Mistrzowie Polski wydali na nowych graczy ponad 4 mln euro. To znak czasów, a może nowa jakość w krajowej piłce, bo podobne kwoty ligowcy do tej pory przeznaczali na transfery bardzo rzadko. Było warto, skoro – także dzięki grze tegorocznych nabytków – piłkarze z Częstochowy awansowali do fazy grupowej Ligi Europy i już dziś wiadomo, że zyski z pucharowej jesieni znacząco przekroczą środki, które władze Rakowa przeznaczyły przed sezonem na wzmocnienie składu.
Transfery gotówkowe Johna Yeboaha (Śląsk Wrocław, 1,5 mln euro) oraz Dawida Drachala (Miedź Legnica, 600 tys. euro) ożywiły rynek wewnętrzny, ale te Łukasza Zwolińskiego (Lechia Gdańsk) i Kamila Pestki (Cracovia) – już mniej, bo przeprowadzili się do Częstochowy za darmo. Raków kupował także za granicą: 1,3 mln euro kosztował Ante Crnac (Slaven Belupo), a 800 tys. euro – wykupienie Stratosa Svarnasa (AEK Ateny). Sonny Kittel (HSV Hamburg) i Adnan Kovacević (Ferencvaros Budapeszt) przyjechali do Polski jako wolni zawodnicy. Klub zapłacił im jedynie za podpis.

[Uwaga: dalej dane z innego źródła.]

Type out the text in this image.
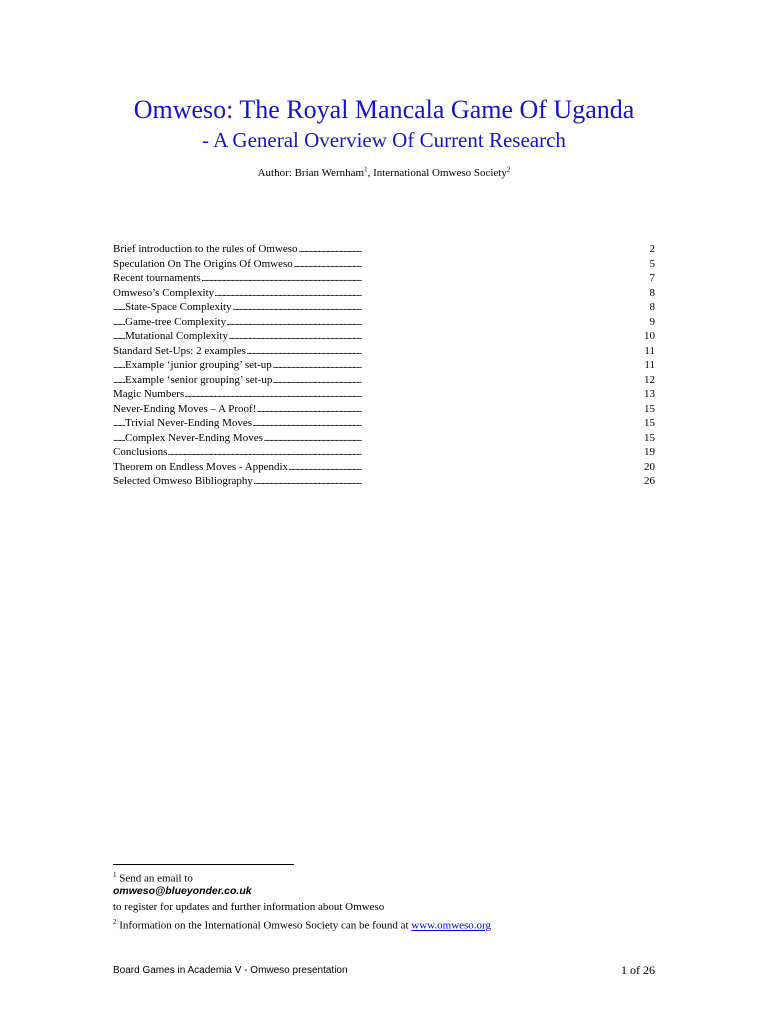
Omweso: The Royal Mancala Game Of Uganda
- A General Overview Of Current Research
Author: Brian Wernham$^1$, International Omweso Society$^2$
. . .
Brief introduction to the rules of Omweso	2
. . .
Speculation On The Origins Of Omweso	5
. . .
Recent tournaments	7
. . .
Omweso’s Complexity	8
. . .
State-Space Complexity	8
. . .
Game-tree Complexity	9
. . .
Mutational Complexity	10
. . .
Standard Set-Ups: 2 examples	11
. . .
Example ‘junior grouping’ set-up	11
. . .
Example ‘senior grouping’ set-up	12
. . .
Magic Numbers	13
. . .
Never-Ending Moves – A Proof!	15
. . .
Trivial Never-Ending Moves	15
. . .
Complex Never-Ending Moves	15
. . .
Conclusions	19
. . .
Theorem on Endless Moves - Appendix	20
. . .
Selected Omweso Bibliography	26
$^1$ Send an email to
omweso@blueyonder.co.uk
to register for updates and further information about Omweso
$^2$ Information on the International Omweso Society can be found at www.omweso.org
Board Games in Academia V - Omweso presentation	1 of 26
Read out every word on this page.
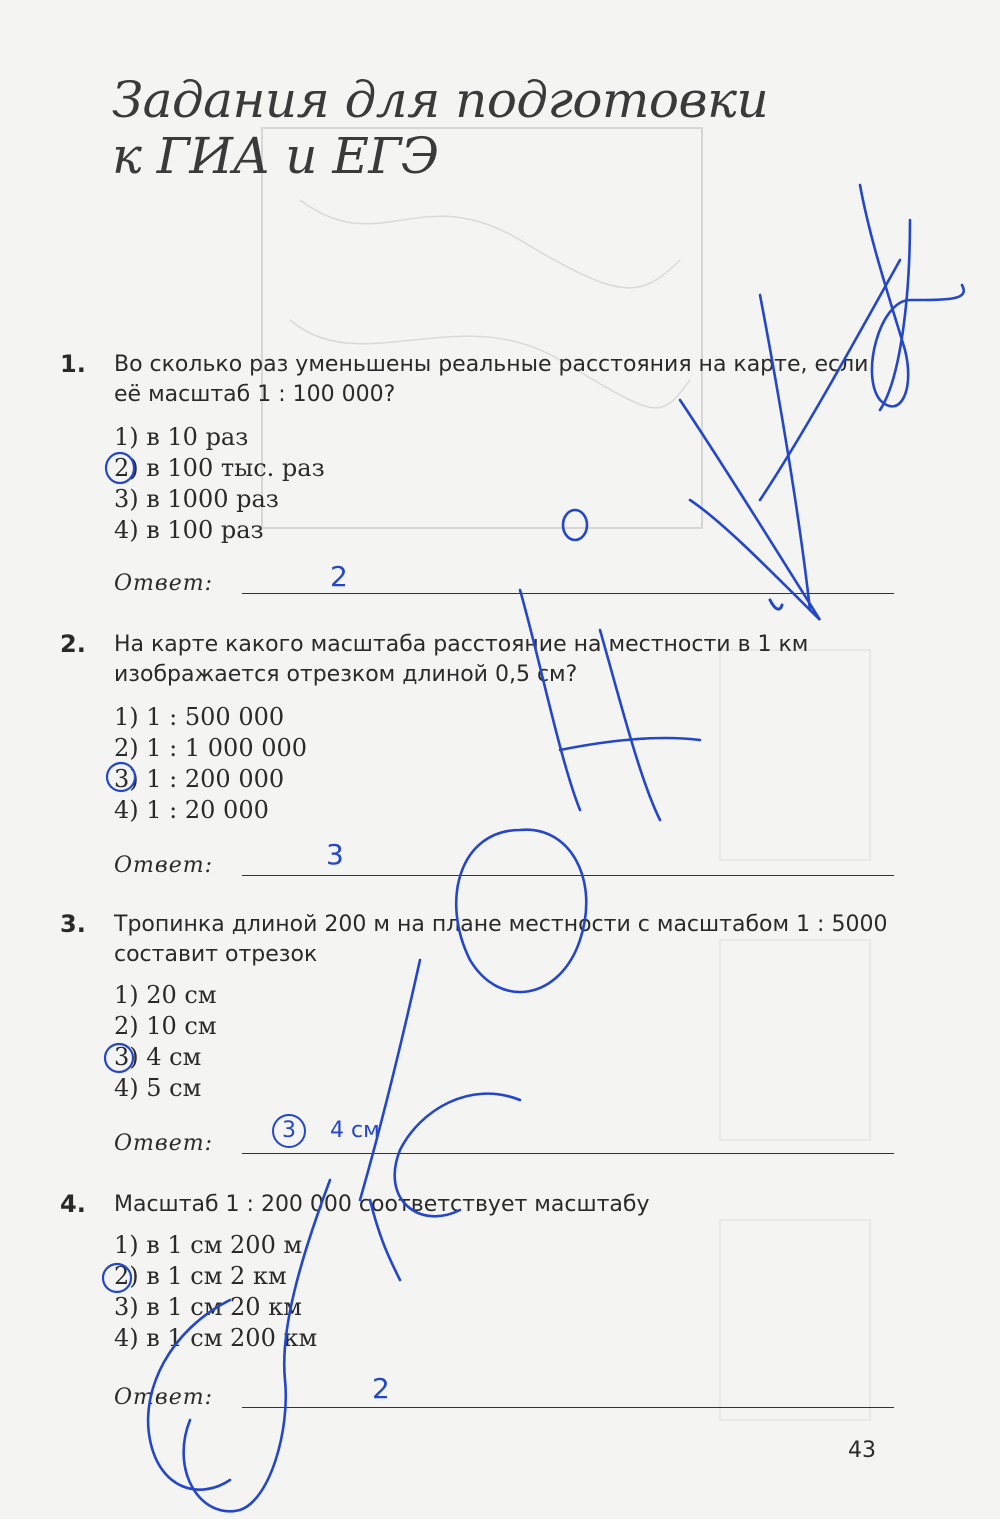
Задания для подготовки
к ГИА и ЕГЭ
1. Во сколько раз уменьшены реальные расстояния на карте, если её масштаб 1 : 100 000?
1) в 10 раз
2) в 100 тыс. раз
3) в 1000 раз
4) в 100 раз
Ответ:
2. На карте какого масштаба расстояние на местности в 1 км изображается отрезком длиной 0,5 см?
1) 1 : 500 000
2) 1 : 1 000 000
3) 1 : 200 000
4) 1 : 20 000
Ответ:
3. Тропинка длиной 200 м на плане местности с масштабом 1 : 5000 составит отрезок
1) 20 см
2) 10 см
3) 4 см
4) 5 см
Ответ:
4. Масштаб 1 : 200 000 соответствует масштабу
1) в 1 см 200 м
2) в 1 см 2 км
3) в 1 см 20 км
4) в 1 см 200 км
Ответ:
2
3
3	4 см
2
43
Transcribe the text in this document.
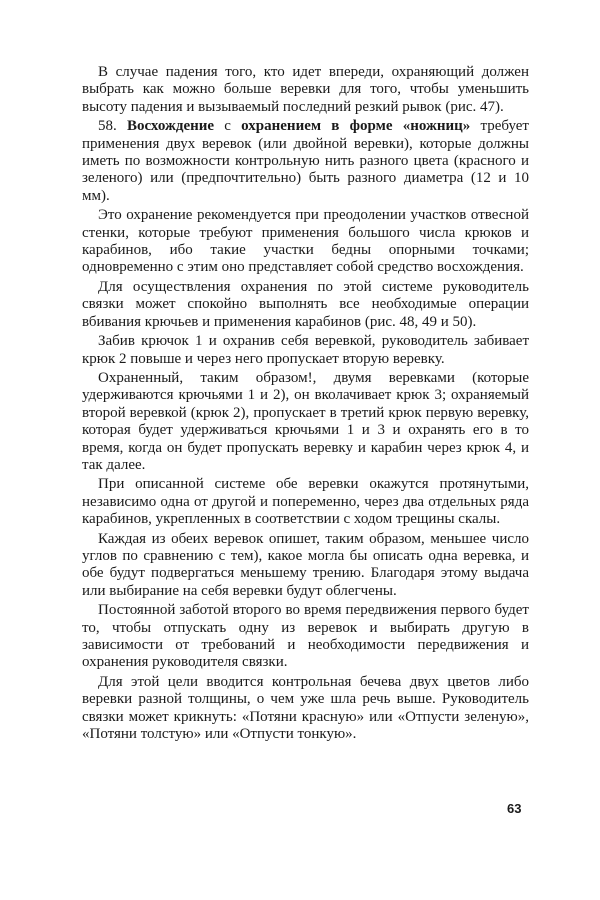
В случае падения того, кто идет впереди, охраняющий должен выбрать как можно больше веревки для того, чтобы уменьшить высоту падения и вызываемый последний резкий рывок (рис. 47).

58. Восхождение с охранением в форме «ножниц» требует применения двух веревок (или двойной веревки), которые должны иметь по возможности контрольную нить разного цвета (красного и зеленого) или (предпочтительно) быть разного диаметра (12 и 10 мм).

Это охранение рекомендуется при преодолении участков отвесной стенки, которые требуют применения большого числа крюков и карабинов, ибо такие участки бедны опорными точками; одновременно с этим оно представляет собой средство восхождения.

Для осуществления охранения по этой системе руководитель связки может спокойно выполнять все необходимые операции вбивания крючьев и применения карабинов (рис. 48, 49 и 50).

Забив крючок 1 и охранив себя веревкой, руководитель забивает крюк 2 повыше и через него пропускает вторую веревку.

Охраненный, таким образом!, двумя веревками (которые удерживаются крючьями 1 и 2), он вколачивает крюк 3; охраняемый второй веревкой (крюк 2), пропускает в третий крюк первую веревку, которая будет удерживаться крючьями 1 и 3 и охранять его в то время, когда он будет пропускать веревку и карабин через крюк 4, и так далее.

При описанной системе обе веревки окажутся протянутыми, независимо одна от другой и попеременно, через два отдельных ряда карабинов, укрепленных в соответствии с ходом трещины скалы.

Каждая из обеих веревок опишет, таким образом, меньшее число углов по сравнению с тем), какое могла бы описать одна веревка, и обе будут подвергаться меньшему трению. Благодаря этому выдача или выбирание на себя веревки будут облегчены.

Постоянной заботой второго во время передвижения первого будет то, чтобы отпускать одну из веревок и выбирать другую в зависимости от требований и необходимости передвижения и охранения руководителя связки.

Для этой цели вводится контрольная бечева двух цветов либо веревки разной толщины, о чем уже шла речь выше. Руководитель связки может крикнуть: «Потяни красную» или «Отпусти зеленую», «Потяни толстую» или «Отпусти тонкую».

63
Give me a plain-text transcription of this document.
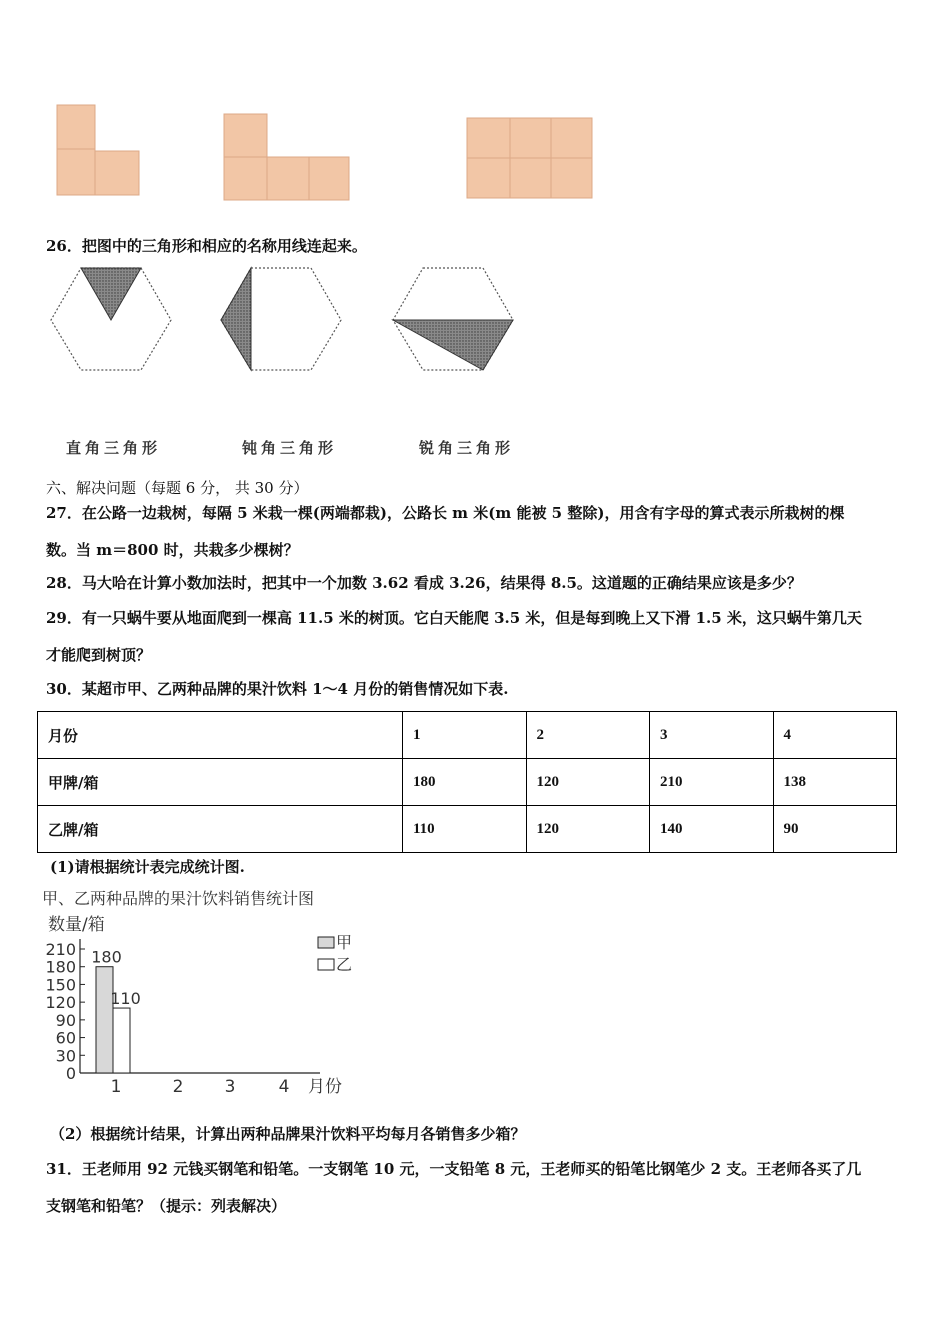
26．把图中的三角形和相应的名称用线连起来。
直角三角形	钝角三角形	锐角三角形
六、解决问题（每题 6 分， 共 30 分）
27．在公路一边栽树，每隔 5 米栽一棵(两端都栽)，公路长 m 米(m 能被 5 整除)，用含有字母的算式表示所栽树的棵
数。当 m＝800 时，共栽多少棵树？
28．马大哈在计算小数加法时，把其中一个加数 3.62 看成 3.26，结果得 8.5。这道题的正确结果应该是多少？
29．有一只蜗牛要从地面爬到一棵高 11.5 米的树顶。它白天能爬 3.5 米，但是每到晚上又下滑 1.5 米，这只蜗牛第几天
才能爬到树顶？
30．某超市甲、乙两种品牌的果汁饮料 1～4 月份的销售情况如下表.
月份	1	2	3	4
甲牌/箱	180	120	210	138
乙牌/箱	110	120	140	90
(1)请根据统计表完成统计图.
甲、乙两种品牌的果汁饮料销售统计图
数量/箱
0
30
60
90
120
150
180
210
1	2 3	4
180
110
月份
甲
乙
（2）根据统计结果，计算出两种品牌果汁饮料平均每月各销售多少箱？
31．王老师用 92 元钱买钢笔和铅笔。一支钢笔 10 元，一支铅笔 8 元，王老师买的铅笔比钢笔少 2 支。王老师各买了几
支钢笔和铅笔？（提示：列表解决）
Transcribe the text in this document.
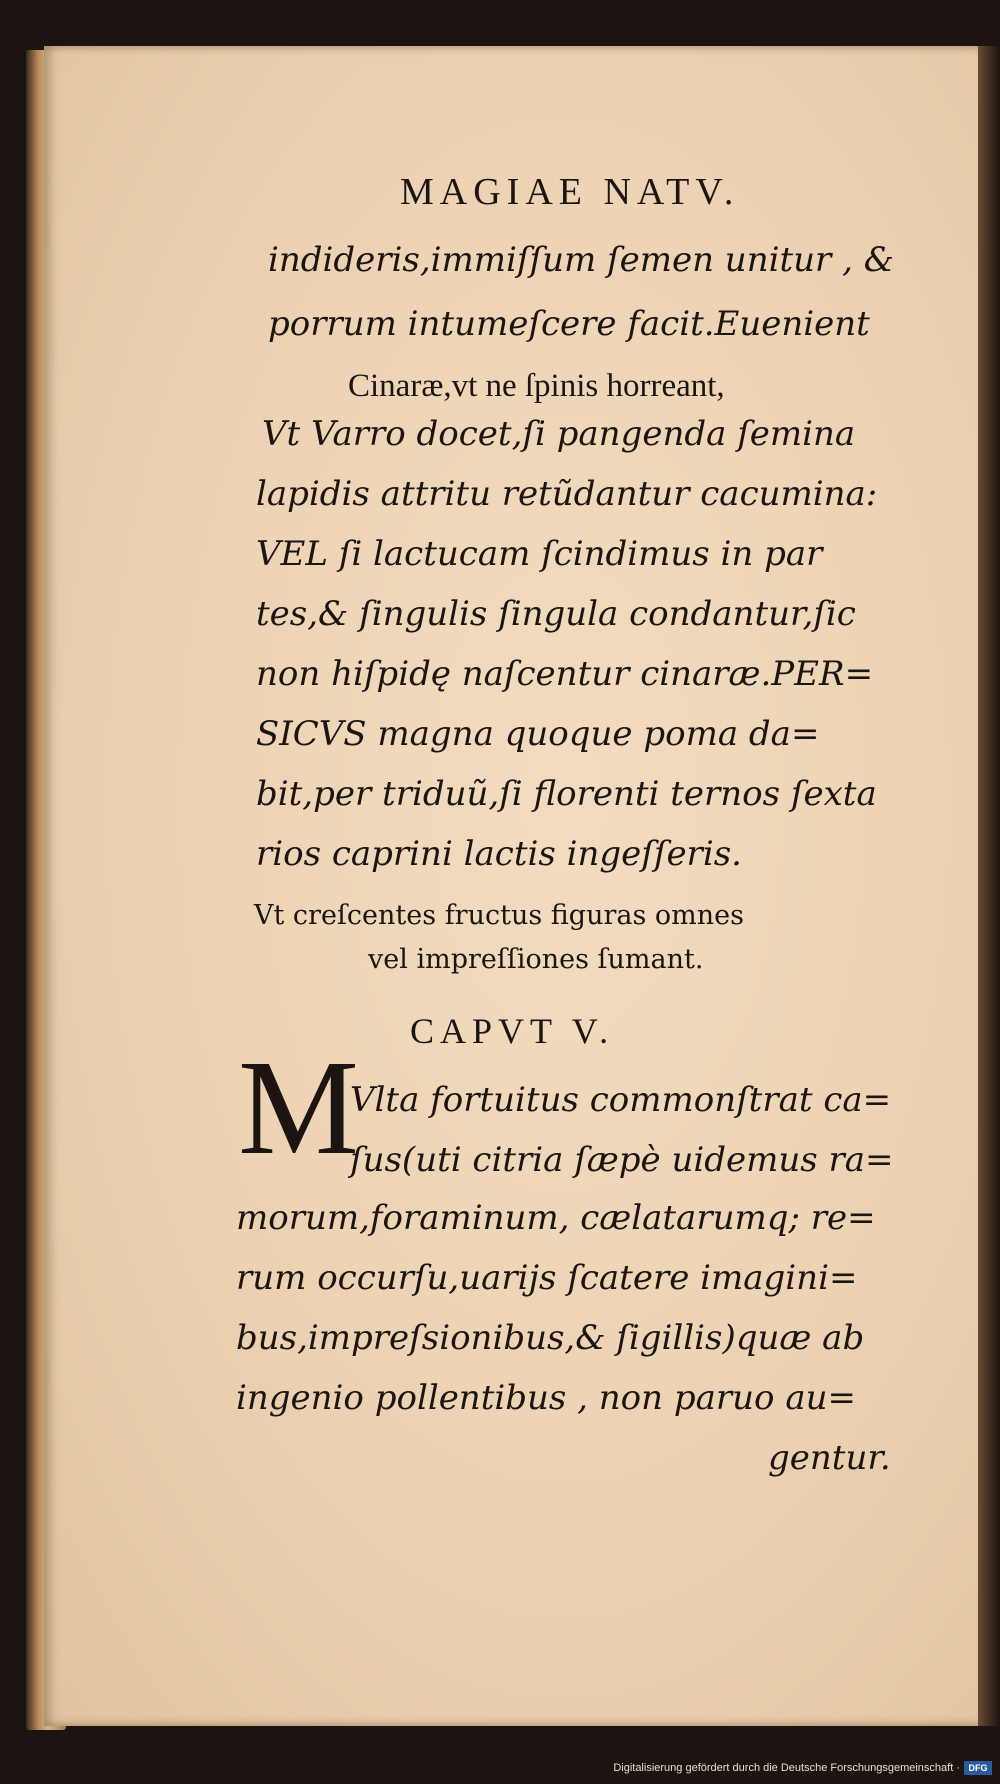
MAGIAE NATV.
indideris,immiſſum ſemen unitur , &
porrum intumeſcere facit.Euenient
Cinaræ,vt ne ſpinis horreant,
Vt Varro docet,ſi pangenda ſemina
lapidis attritu retũdantur cacumina:
VEL ſi lactucam ſcindimus in par
tes,& ſingulis ſingula condantur,ſic
non hiſpidę naſcentur cinaræ.PER=
SICVS magna quoque poma da=
bit,per triduũ,ſi florenti ternos ſexta
rios caprini lactis ingeſſeris.
Vt creſcentes fructus figuras omnes
vel impreſſiones ſumant.
CAPVT V.
M
Vlta fortuitus commonſtrat ca=
ſus(uti citria ſæpè uidemus ra=
morum,foraminum, cælatarumq; re=
rum occurſu,uarijs ſcatere imagini=
bus,impreſsionibus,& ſigillis)quæ ab
ingenio pollentibus , non paruo au=
gentur.
Digitalisierung gefördert durch die Deutsche Forschungsgemeinschaft · DFG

Nowy trener Dawid Szwarga dostał bogatszy i silniejszy skład niż ten, z którym Marek Papszun sięgnął po mistrzostwo kraju. Zwoliński oraz Kittel strzelali już ważne gole w eliminacjach Ligi Mistrzów, ale poszerzenie oraz pogłębienie kadry kluczowe znaczenie może mieć jesienią, kiedy Raków będzie łączył rywalizację w lidze oraz na europejskiej arenie, bo niejednokrotnie widzieliśmy już, jak rozgrywanie dwóch meczów w ciągu tygodnia klubom z Polski nie służy.
Duża kadra, mało grania
Gotowa na intensywną rundę jest także Legia. Cena, jaką wicemistrzowie Polski zapłacili za Juergena Elitimego (Watford) oraz Marco Burcha (FC Luzern) pozostaje tajemnicą. 450 tys. euro kosztował Steve Kapuadi (Wisła Płock), ale generalnie warszawiacy celowali w transfery bezgotówkowe – tak na Łazienkowską trafili Patryk Kun (Raków), Marc Gual (Jagiellonia Białystok) oraz Radovan Pankov (Crvena Zvezda Belgrad). Wszystkie te ruchy firmował Jacek Zieliński, którego zatrudnienie w roli dyrektora sportowego mogło być najlepszym ruchem wojskowych od wielu lat.
Bilans transferowy Legia ma dodatni, bo 5 mln euro za Maika Nawrockiego zapłacił Celtic Glasgow. Kadra jest szeroka, trener Kosta Runjaić na każdej pozycji ma co najmniej dwóch zawodników, a Zielińskiemu sen z powiek spędzają jedynie piłkarze zatrudnieni przez poprzedników, bo Ihor Charatin, Jurgen Celhaka czy Lindsay Rose podpisali dobre i długie kontrakty, a do gry zespołu od wielu miesięcy wnoszą niewiele albo nic.